City Paper: Let's talk about booze. You've got like the Ph.D. in bartending.
Brendan Dorr: I recently did Beverage Alcohol Resource, BAR, an intense week-long course in New York by the true leaders in our industry: Dale DeGroff, Steve Olson, [F.] Paul Pacult, Doug Frost, Dave Wondrich, and Andy Seymour. Tons of preparation prior to the course, reading as much information as you can put in a brain about booze, and then lots of tasting throughout the week, lots of review of the stuff that they want you to know, and a super-fun test at the end of the week. Luckily I passed.
CP: So you are going to apply that here, obviously, but what about at home?
BD: I have quite a big collection of spirits. Working in this industry, obviously, we like to play with lots of things, so I have quite an extensive bar.

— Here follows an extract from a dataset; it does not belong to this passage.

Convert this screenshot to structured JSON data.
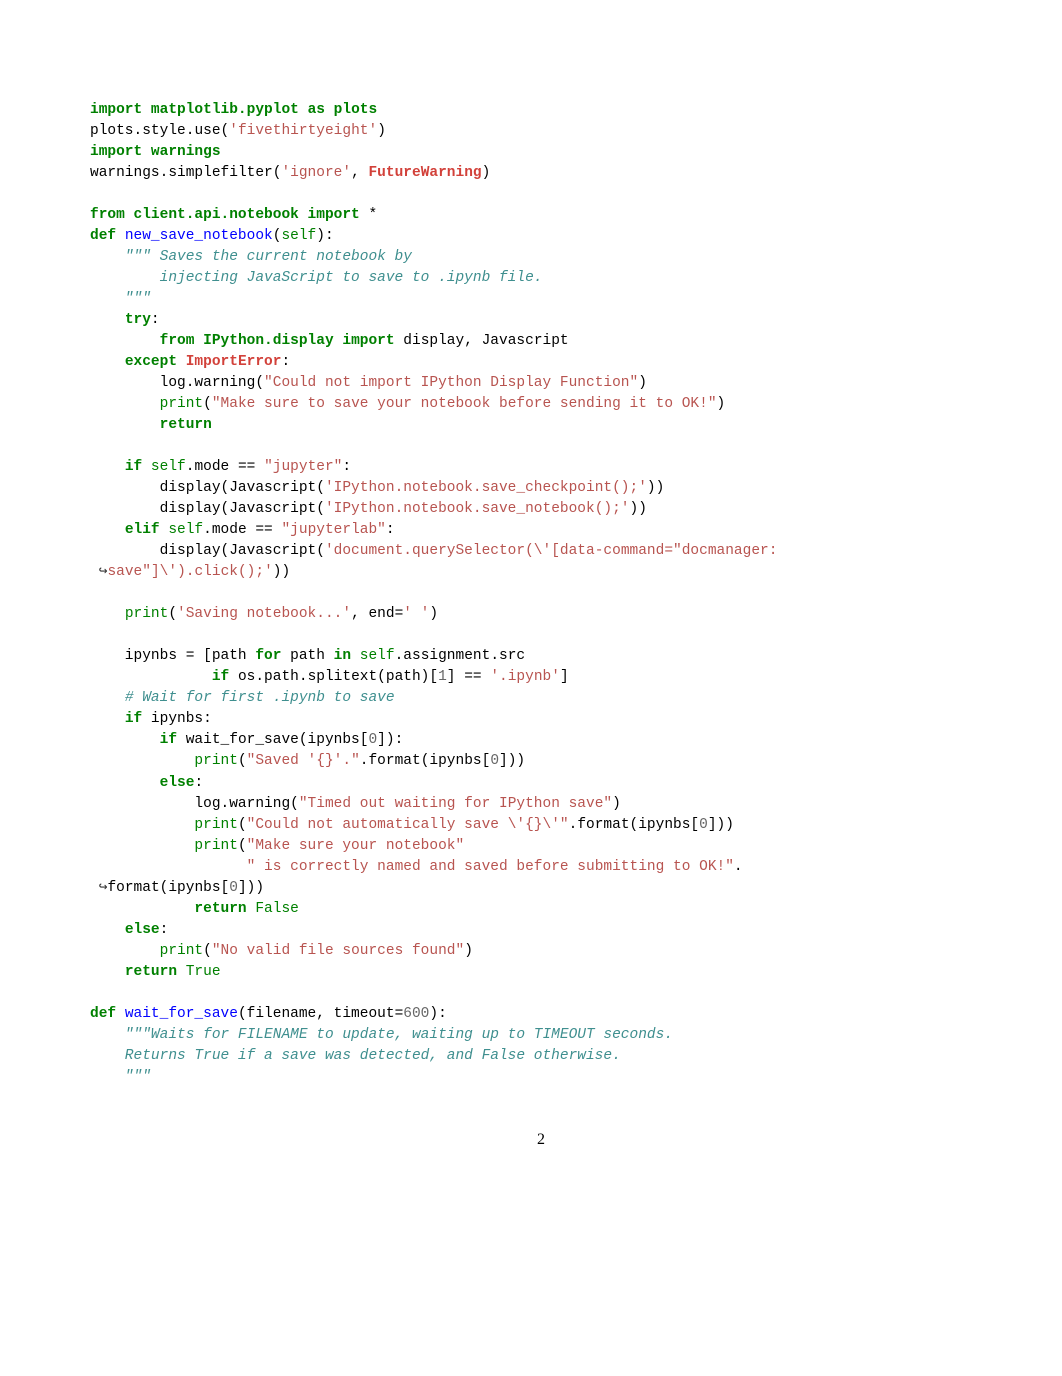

CP: Do you have a particular class of liquor that is your personal favorite?
BD: Gin is probably one of my all-time favorites, but I love all spirits. I'm a big advocate of all whiskeys, just for the sheer fact that it's got some guts.
CP: I love the Manhattan. There is so much you can do to adjust it to your particular tastes if you get a big collection of bitters.
BD: Absolutely. I have a huge collection of bitters, a whole separate shelf for them.
CP: That's really taken off in recent years.
BD: Bitters really has, with the resurgence of the cocktail and people reading in depth about our spirit history in old bartender books. Even in the late 1800s, the cocktail was something very elegant and wonderful. Unfortunately, Prohibition really killed off so much of it. Then some people would say we went through an era of flavorlessness, with canned food and vodka and everything. Slowly and surely, it's come back.
CP: I don't know when to date this resurgence in interest in things that taste good. Sometime in the '80s, I think.
BD: In the '80s. People started trying different varietals of wines, and in the spirit world a big date for whiskey is 1984, when Elmer T. Lee released Blanton's, which is still a benchmark for really fantastic, well-made bourbon.
CP: What about drinks made with egg whites?
BD: I love egg-white cocktails, the Gin Fizz, the Ramos Gin Fizz, flips.
CP: A lot of the ingredients are really obscure, like orange-blossom water.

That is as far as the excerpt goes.